Krell schickt - mehrmals erfolglos - Herrn McConnor fort, der sich Sorgen um die Sicherheit macht. Josefa hält Thomas bei den Händen, und entführt ihn erneut an diesen See. Nach und nach legen wir alle unsere Hände auf die der beiden. Als ich den Kreis schließe, überfällt mich ein seltsames Gefühl von Deja vu, als wäre ich in einem Traum, den jemand anders schon einmal geträumt hat. Hänsel und Gretel...

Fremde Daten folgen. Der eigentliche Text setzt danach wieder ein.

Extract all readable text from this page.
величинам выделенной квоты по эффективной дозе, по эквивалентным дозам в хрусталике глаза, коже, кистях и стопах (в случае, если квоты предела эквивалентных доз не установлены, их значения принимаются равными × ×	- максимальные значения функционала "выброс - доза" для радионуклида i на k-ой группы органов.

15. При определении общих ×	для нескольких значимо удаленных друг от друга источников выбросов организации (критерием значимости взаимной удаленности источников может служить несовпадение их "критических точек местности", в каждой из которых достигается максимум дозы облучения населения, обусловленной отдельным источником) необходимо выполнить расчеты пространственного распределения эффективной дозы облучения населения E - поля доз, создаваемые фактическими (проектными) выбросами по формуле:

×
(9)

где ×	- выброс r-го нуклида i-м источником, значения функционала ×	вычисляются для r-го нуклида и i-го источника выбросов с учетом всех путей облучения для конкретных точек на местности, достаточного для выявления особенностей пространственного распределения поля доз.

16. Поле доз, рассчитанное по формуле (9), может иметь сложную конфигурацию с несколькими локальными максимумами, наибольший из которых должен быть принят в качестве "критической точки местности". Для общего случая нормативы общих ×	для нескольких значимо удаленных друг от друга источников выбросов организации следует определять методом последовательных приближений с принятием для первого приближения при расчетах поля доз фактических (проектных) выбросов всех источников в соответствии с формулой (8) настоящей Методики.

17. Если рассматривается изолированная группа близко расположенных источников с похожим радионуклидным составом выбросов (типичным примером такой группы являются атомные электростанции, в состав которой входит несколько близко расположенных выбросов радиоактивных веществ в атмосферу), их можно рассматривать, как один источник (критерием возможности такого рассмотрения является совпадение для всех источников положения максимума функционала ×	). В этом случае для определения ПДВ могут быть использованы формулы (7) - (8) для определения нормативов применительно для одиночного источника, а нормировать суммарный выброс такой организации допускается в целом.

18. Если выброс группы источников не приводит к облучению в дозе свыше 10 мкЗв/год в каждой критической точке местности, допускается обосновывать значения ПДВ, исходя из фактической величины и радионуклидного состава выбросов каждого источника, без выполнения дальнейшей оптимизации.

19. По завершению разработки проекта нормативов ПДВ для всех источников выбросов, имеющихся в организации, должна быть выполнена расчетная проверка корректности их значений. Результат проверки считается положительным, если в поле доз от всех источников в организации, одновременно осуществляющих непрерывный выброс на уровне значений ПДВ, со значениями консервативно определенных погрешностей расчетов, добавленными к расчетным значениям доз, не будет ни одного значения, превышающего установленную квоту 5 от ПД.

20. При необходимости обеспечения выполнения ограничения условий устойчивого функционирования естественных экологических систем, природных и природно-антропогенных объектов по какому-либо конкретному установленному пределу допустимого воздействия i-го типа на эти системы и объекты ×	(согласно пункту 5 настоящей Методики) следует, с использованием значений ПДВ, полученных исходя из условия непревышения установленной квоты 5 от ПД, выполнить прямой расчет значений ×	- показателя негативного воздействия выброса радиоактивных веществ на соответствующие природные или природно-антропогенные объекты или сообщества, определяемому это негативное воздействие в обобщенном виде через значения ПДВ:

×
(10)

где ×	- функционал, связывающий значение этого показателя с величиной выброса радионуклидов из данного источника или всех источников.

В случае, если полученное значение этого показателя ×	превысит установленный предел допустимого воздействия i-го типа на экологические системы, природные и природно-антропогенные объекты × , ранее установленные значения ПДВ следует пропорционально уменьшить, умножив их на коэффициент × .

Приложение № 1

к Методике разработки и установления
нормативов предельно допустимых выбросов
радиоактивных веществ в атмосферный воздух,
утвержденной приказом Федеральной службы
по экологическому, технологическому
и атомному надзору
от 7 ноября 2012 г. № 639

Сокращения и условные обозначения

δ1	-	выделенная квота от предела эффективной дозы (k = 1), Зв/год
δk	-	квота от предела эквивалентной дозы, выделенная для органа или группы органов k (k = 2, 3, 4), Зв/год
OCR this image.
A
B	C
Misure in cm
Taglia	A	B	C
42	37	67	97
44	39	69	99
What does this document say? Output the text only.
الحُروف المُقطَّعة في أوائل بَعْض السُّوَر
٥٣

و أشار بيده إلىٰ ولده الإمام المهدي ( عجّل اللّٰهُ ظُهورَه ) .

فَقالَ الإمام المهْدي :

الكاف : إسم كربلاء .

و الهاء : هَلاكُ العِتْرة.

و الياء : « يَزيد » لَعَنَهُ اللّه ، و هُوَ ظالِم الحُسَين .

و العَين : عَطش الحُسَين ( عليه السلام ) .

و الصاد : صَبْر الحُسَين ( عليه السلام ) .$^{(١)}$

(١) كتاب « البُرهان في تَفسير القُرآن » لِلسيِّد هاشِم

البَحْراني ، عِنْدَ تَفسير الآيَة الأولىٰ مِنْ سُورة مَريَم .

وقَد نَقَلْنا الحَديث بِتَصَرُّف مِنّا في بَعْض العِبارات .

Geh zu dem See, Thomas, beschwört Josefa, und ich sehe die spiegelnde Fläche, höre Frösche quaken und Mücken sirren, spüre den Stein, der gleich die Oberfläche in tausend Scherben zersplittern wird... Tausend Scherben, die ich alle aufsammeln muss, und ich schrecke zurück, weil ich mich geschnitten habe, und da sind Schlangen, so viele Schlangen zwischen den Scherben -
Geh zurück, Thomas, fleht Josefa, zurück in dein Zimmer. Geh zurück zum Anfang. Ich sehe einen dunklen Raum, grünliches Kerzenlicht, und die Hände Worte des Magiers verwandeln das Pentagramm auf dem Boden in ein Labyrinth, aus dem es kein Entkommen gibt, an dessen Ende etwas wartet, das deine Seele fressen und dein Sein auslöschen wird. Verdammnis.
Verdammt, Thomas, hör mir zu, befiehlt Josefa. Du musst zurück in Dein Zimmer. Dort bist du sicher. Öffne die Tür, geh in dein Zimmer, und schließe die Tür hinter dir ab. Ich sehe ein anderes Zimmer, ein verängstigter Prinz, eine Familienversammlung und viele schwere Waffen. Fast kann ich meine eigene Gegenwart zwei Stockwerke tiefer spüren, doch dann ist da nur noch Schmerz und Tod und Hunger. Und der Geschmack von Blut. Mächtigem Blut.
Gut, bekräftigt Josefa. Gut, du bist in deinem Zimmer. Jetzt schließ die Tür ab und wirf den Schlüssel weg, weit weg. Ein weiterer Raum. Ist das Verdi im Hintergrund? Ein Mann mit einem Stock. Eine Frau im schwarzen Schleier.